On croyait le caveau réservé aux tanins virils et aux effluves boisées ? Détrompez-vous. En 2026, le sommelier qui ne propose pas une cuvée sans alcool en fin de dégustation passe pour un dinosaure. Selon les dernières données de Sowine/Dynata et de l'observatoire NielsenIQ, le marché français du vin sans alcool pesait 36,3 millions d'euros en 2024, en progression de +21,5 % en valeur. Mieux : 72 % des Français déclarent avoir consommé au moins une boisson No/Low sur les douze derniers mois. La catégorie la plus dynamique du rayon vin n'a plus rien d'une lubie hipster.
Une révolution qui monte en bulles
Les effervescents concentrent près de 60 % du segment. Logique : la désalcoolisation à froid sous vide, procédé qui préserve les arômes en évaporant l'éthanol autour de 30 °C, s'accommode mieux d'un vin vif et perlant que d'un rouge tannique. Les maisons champenoises l'ont compris avant tout le monde, mais la surprise vient d'ailleurs. À Sauternes, le Château Guiraud, premier cru classé de 1855, a présenté une déclinaison sans alcool de sa fameuse liqueur dorée. Objectif : séduire les marchés du Golfe et une clientèle jeune qui trouvait le sauternes classique un brin capiteux à l'apéritif. Le pari est osé : conserver la sucrosité botrytisée sans les 14 degrés qui la portent. Résultat, une bouche de coing confit et d'écorce d'orange, plus légère, que l'on sert désormais en dégustation au domaine.
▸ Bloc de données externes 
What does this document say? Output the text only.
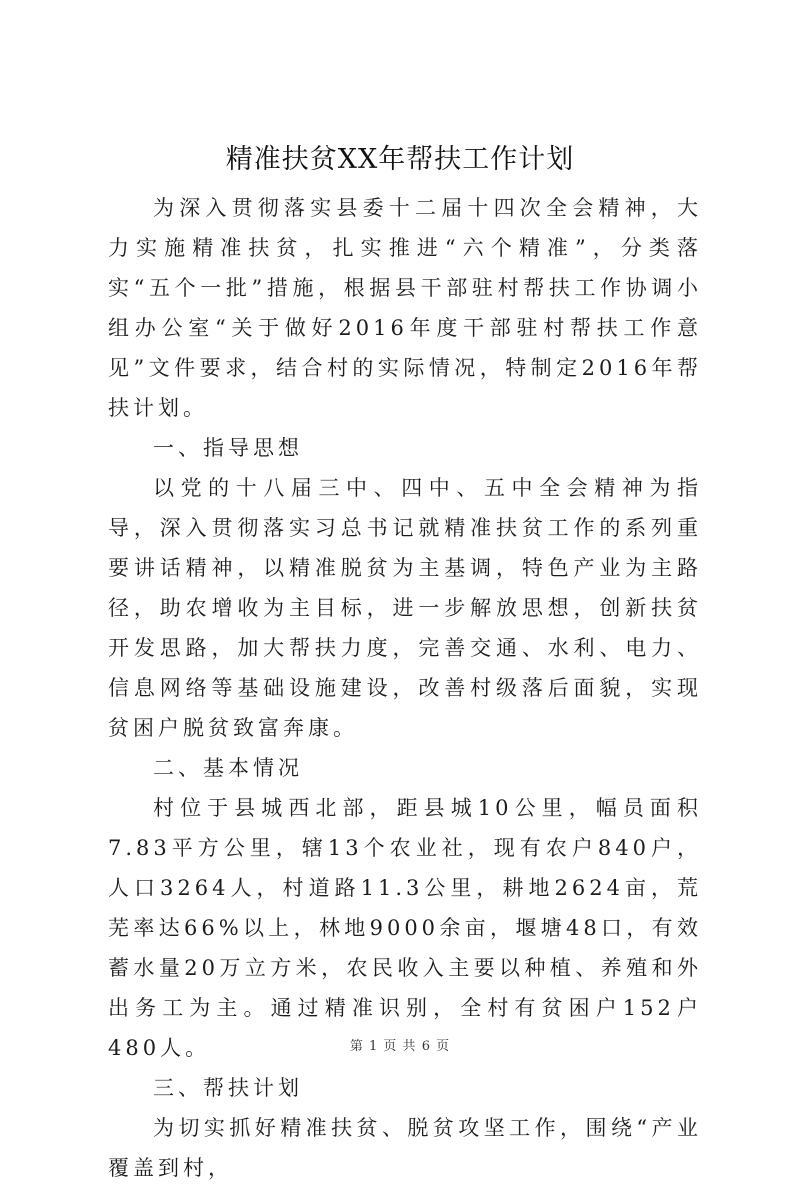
精准扶贫XX年帮扶工作计划

为深入贯彻落实县委十二届十四次全会精神，大力实施精准扶贫，扎实推进“六个精准”，分类落实“五个一批”措施，根据县干部驻村帮扶工作协调小组办公室“关于做好2016年度干部驻村帮扶工作意见”文件要求，结合村的实际情况，特制定2016年帮扶计划。

一、指导思想

以党的十八届三中、四中、五中全会精神为指导，深入贯彻落实习总书记就精准扶贫工作的系列重要讲话精神，以精准脱贫为主基调，特色产业为主路径，助农增收为主目标，进一步解放思想，创新扶贫开发思路，加大帮扶力度，完善交通、水利、电力、信息网络等基础设施建设，改善村级落后面貌，实现贫困户脱贫致富奔康。

二、基本情况

村位于县城西北部，距县城10公里，幅员面积7.83平方公里，辖13个农业社，现有农户840户，人口3264人，村道路11.3公里，耕地2624亩，荒芜率达66%以上，林地9000余亩，堰塘48口，有效蓄水量20万立方米，农民收入主要以种植、养殖和外出务工为主。通过精准识别，全村有贫困户152户480人。

三、帮扶计划

为切实抓好精准扶贫、脱贫攻坚工作，围绕“产业覆盖到村，

第 1 页 共 6 页
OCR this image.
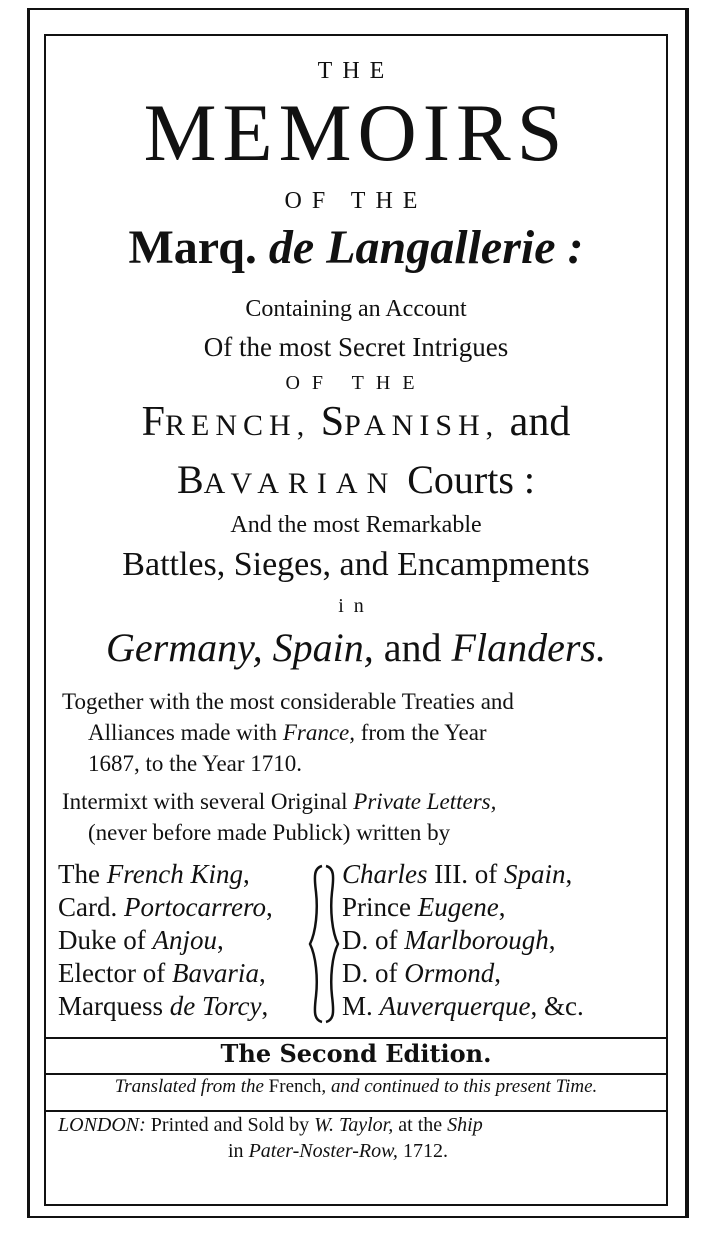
THE
MEMOIRS
OF THE
Marq. de Langallerie :
Containing an Account
Of the most Secret Intrigues
OF THE
FRENCH, SPANISH, and
BAVARIAN Courts :
And the most Remarkable
Battles, Sieges, and Encampments
in
Germany, Spain, and Flanders.
Together with the most considerable Treaties and
Alliances made with France, from the Year
1687, to the Year 1710.
Intermixt with several Original Private Letters,
(never before made Publick) written by
The French King,
Card. Portocarrero,
Duke of Anjou,
Elector of Bavaria,
Marquess de Torcy,
Charles III. of Spain,
Prince Eugene,
D. of Marlborough,
D. of Ormond,
M. Auverquerque, &c.
The Second Edition.
Translated from the French, and continued to this present Time.
LONDON: Printed and Sold by W. Taylor, at the Ship
in Pater-Noster-Row, 1712.
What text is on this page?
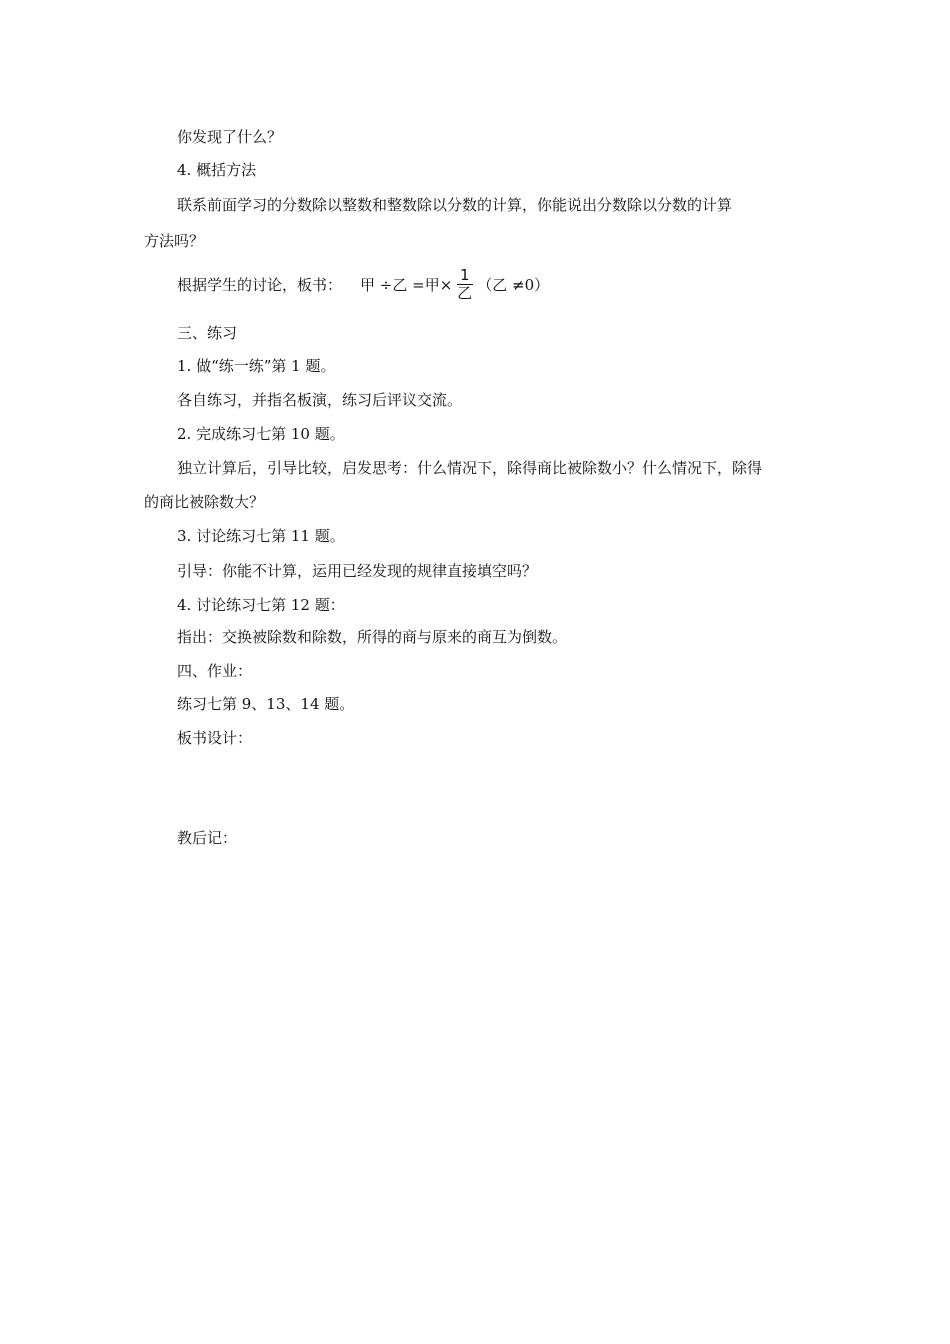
你发现了什么？
4. 概括方法
联系前面学习的分数除以整数和整数除以分数的计算，你能说出分数除以分数的计算
方法吗？
根据学生的讨论，板书： 甲 ÷乙 =甲× $\frac{1}{\text{乙}}$ （乙 ≠0）
三、练习
1. 做“练一练”第 1 题。
各自练习，并指名板演，练习后评议交流。
2. 完成练习七第 10 题。
独立计算后，引导比较，启发思考：什么情况下，除得商比被除数小？什么情况下，除得
的商比被除数大？
3. 讨论练习七第 11 题。
引导：你能不计算，运用已经发现的规律直接填空吗？
4. 讨论练习七第 12 题：
指出：交换被除数和除数，所得的商与原来的商互为倒数。
四、作业：
练习七第 9、13、14 题。
板书设计：
教后记：
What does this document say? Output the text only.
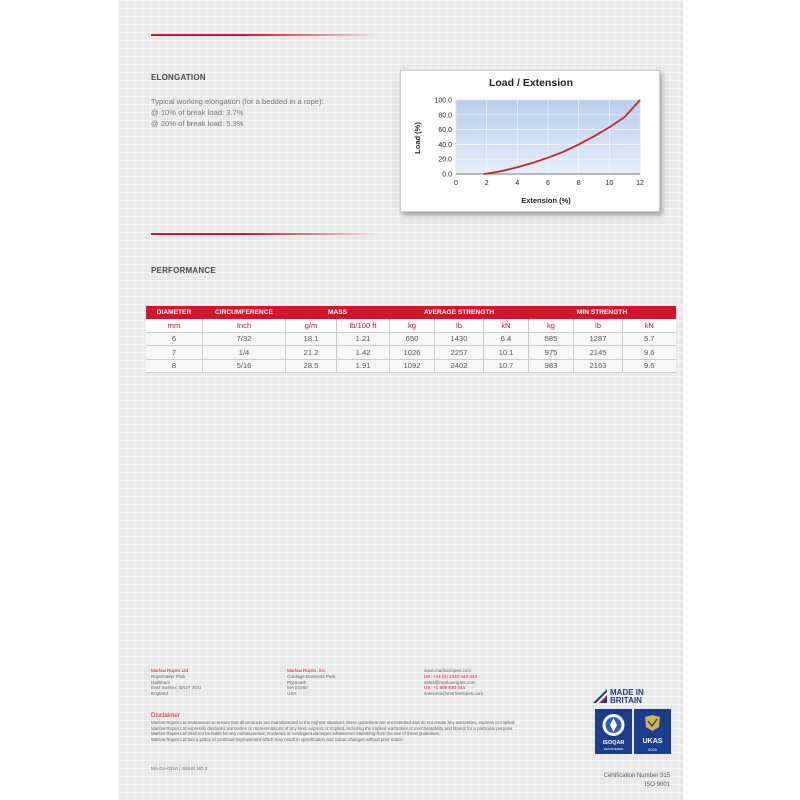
ELONGATION
Typical working elongation (for a bedded in a rope):
@ 10% of break load: 3.7%
@ 20% of break load: 5.3%
Load / Extension
Extension (%)
Load (%)
0.0
20.0
40.0
60.0
80.0
100.0
0	2	4	6	8	10	12
PERFORMANCE
DIAMETER	CIRCUMFERENCE	MASS		AVERAGE STRENGTH			MIN STRENGTH		
mm	Inch	g/m	lb/100 ft	kg	lb	kN	kg	lb	kN
6	7/32	18.1	1.21	650	1430	6.4	585	1287	5.7
7	1/4	21.2	1.42	1026	2257	10.1	975	2145	9.6
8	5/16	28.5	1.91	1092	2402	10.7	983	2163	9.6
Marlow Ropes Ltd
Ropemaker Park
Hailsham
East Sussex, BN27 3GU
England
Marlow Ropes, Inc.
Cordage Business Park
Plymouth
MA 02360
USA
www.marlowropes.com
UK: +44 (0) 1323 444 444
sales@marlowropes.com
US: +1 508 830 444
salesusa@marlowropes.com
Disclaimer
Marlow Ropes Ltd endeavours to ensure that all products are manufactured to the highest standard, these guidelines are not intended and do not create any warranties, express or implied.
Marlow Ropes Ltd expressly disclaims warranties or representations of any kind, express or implied, including the implied warranties of merchantability and fitness for a particular purpose.
Marlow Ropes Ltd shall not be liable for any consequential, incidental or contingent damages whatsoever stemming from the use of these guidelines.
Marlow Ropes Ltd has a policy of continual improvement which may result in specification and colour changes without prior notice.
MA-DA-032A | ISSUE NO.3
MADE IN
BRITAIN
ISOQAR
REGISTERED
UKAS
0026
Certification Number 315
ISO 9001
Où déguster sans compter les verres ?
Le mouvement s'installe dans les caveaux. La maison French Bloom, cofondée par Maggie Frerejean-Taittinger, a ouvert son espace de dégustation dans le Var où l'on découvre ses effervescents bio 100 % raisin. En Loire, Ackerman propose sa cuvée « Zero » lors des visites de ses caves troglodytiques de Saumur. En Languedoc, Pierre Chavin, pionnier français depuis 2010, accueille les curieux dans son atelier de Béziers pour une immersion pédagogique dans la désalcoolisation. Même Moderato, jeune marque parisienne, organise des dégustations comparées vin/vin désalcoolisé qui font tomber bien des préjugés.
Le mode d'emploi du dégustateur
Servir bien frais, entre 6 et 8 °C pour les effervescents, 10 °C pour les blancs tranquilles. Le vin sans alcool ayant perdu la rondeur apportée par l'éthanol, il révèle davantage l'acidité et les arômes primaires. Préférez donc un verre tulipe étroit qui concentre les parfums, et oubliez la carafe : sans alcool pour le protéger, le liquide s'oxyde vite.
Un vrai levier œnotouristique
Pour les domaines, le sans-alcool est aussi une réponse à des enjeux très pragmatiques : femmes enceintes, conducteurs désignés, visiteurs pratiquants, sportifs. Autant de clients qui repartaient jusqu'ici bredouilles du caveau, faute de pouvoir goûter. Proposer une gamme No/Low, c'est prolonger l'expérience jusqu'à l'achat. Certains vignerons vont plus loin en organisant des ateliers d'accords mets et vins désalcoolisés, où un pét-nat zéro degré s'invite face à une burrata, un rouge léger sans alcool face à un tataki de thon. La catégorie a définitivement quitté le rayon des curiosités. Reste aux irréductibles à admettre qu'un caveau moderne, désormais, se juge aussi à ce qu'il propose... sans faire tourner la tête.